With the No. 20 Hokies preparing for their season opener set for 8 p.m. Saturday against North Carolina State at Lane Stadium, Fuente spent a portion of this week awaiting virus test results for his players and staff.

The last of three tests per week as mandated for all ACC schools comes Friday, at which time Fuente will be able to determine his starters with at least some degree of certainty.

Still, he indicated not all the players listed on the two-deep depth chart are ready to play. Others may be inserted at multiple positions against the Wolfpack with the roster potentially diminished from test results.

Virginia Tech has not publicly disclosed results of its in-house virus testing and those quarantining, citing the Family Educational Rights and Privacy Act, but linebacker Dax Hollifield provided insight into what players have been dealing with since they returned for voluntary workouts followed by training camp.

When the junior arrived for a team meeting this month, he was the only linebacker in the room. Several days later, Virginia Tech announced its Sept. 19 season opener against Virginia was being postponed for precautionary reasons.

“I knew it was coming,” Hollifield said Tuesday, revealing he tested positive after he came back to campus and was asymptomatic. “We’ve seen people going down right and left, but you’ve just got to handle [it]. If you’re still in, you’re still playing. You’ve got to go out there and do the best job you can.”

According to the ACC’s virus protocols, players testing positive are not subject to weekly tests for 90 days from the date of their positive result unless they develop symptoms.

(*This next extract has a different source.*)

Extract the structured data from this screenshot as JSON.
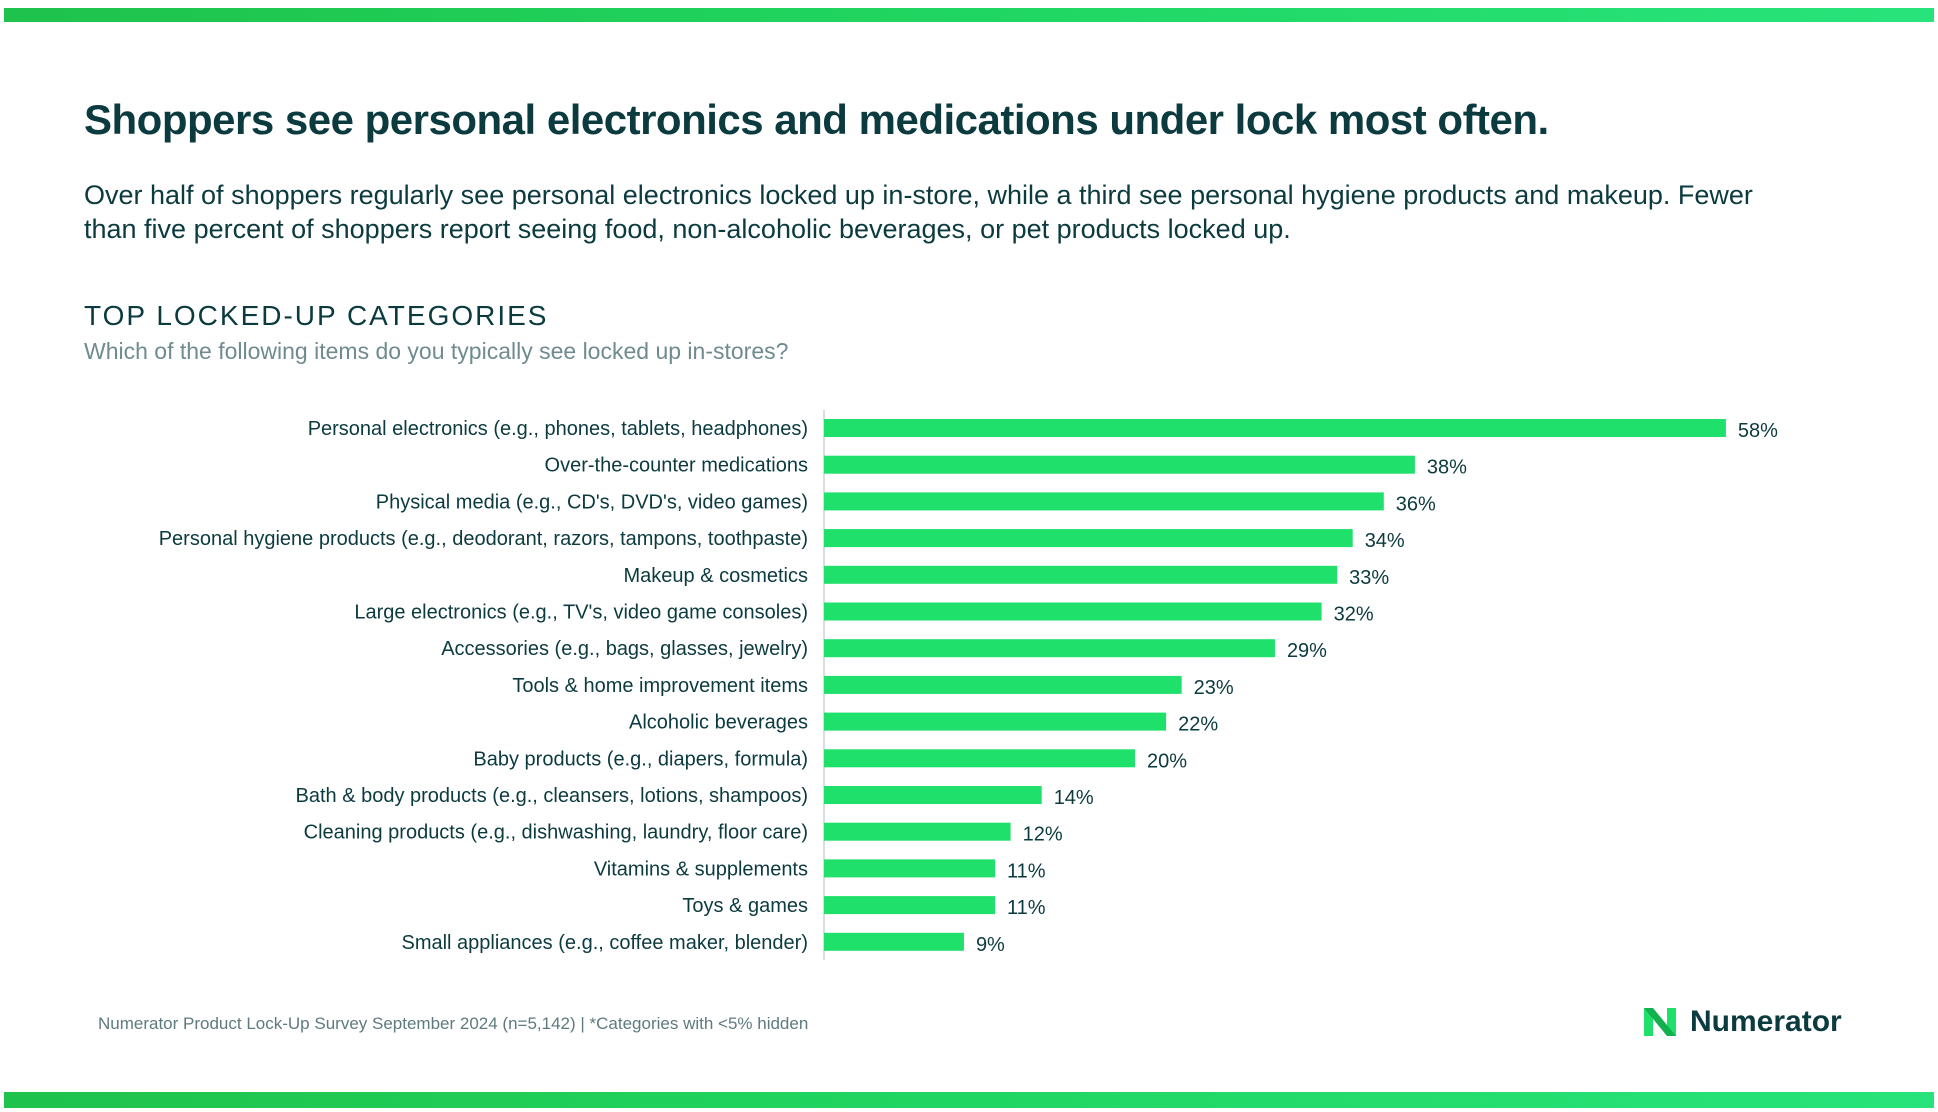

In attempting to mitigate the effect of potential virus-related absences, Fuente and his staff have been cross-training players throughout training camp and fall practice. Fuente also is playing two quarterbacks this season, with incumbent Hendon Hooker starting and Braxton Burmeister, a transfer, expected to take snaps.

It’s the first time in his coaching career Fuente is using two quarterbacks in the same game by design, saying Hooker earned the right to start, particularly given his experience in the system, but Burmeister brings another dimension to the position that could benefit the offense.

Concerns about availability also include the coaching staff, compelling Fuente to craft a depth chart for assistants if he or one of his coordinators were to test positive. Three head coaches in major college football are known to have tested positive, with Florida State’s Mike Norvell set to be the first to miss a game.

“It’s a little bit like trying to solve a Rubik’s Cube and a new layer of the Rubik’s Cube gets added every single day,” Fuente said. “It’s just trying to figure out who’s available and who can get work and bring the team together and all the things that come with this. I’m certainly not up here to complain about it. I’m just saying it’s a part of the situation that a lot of people are in.”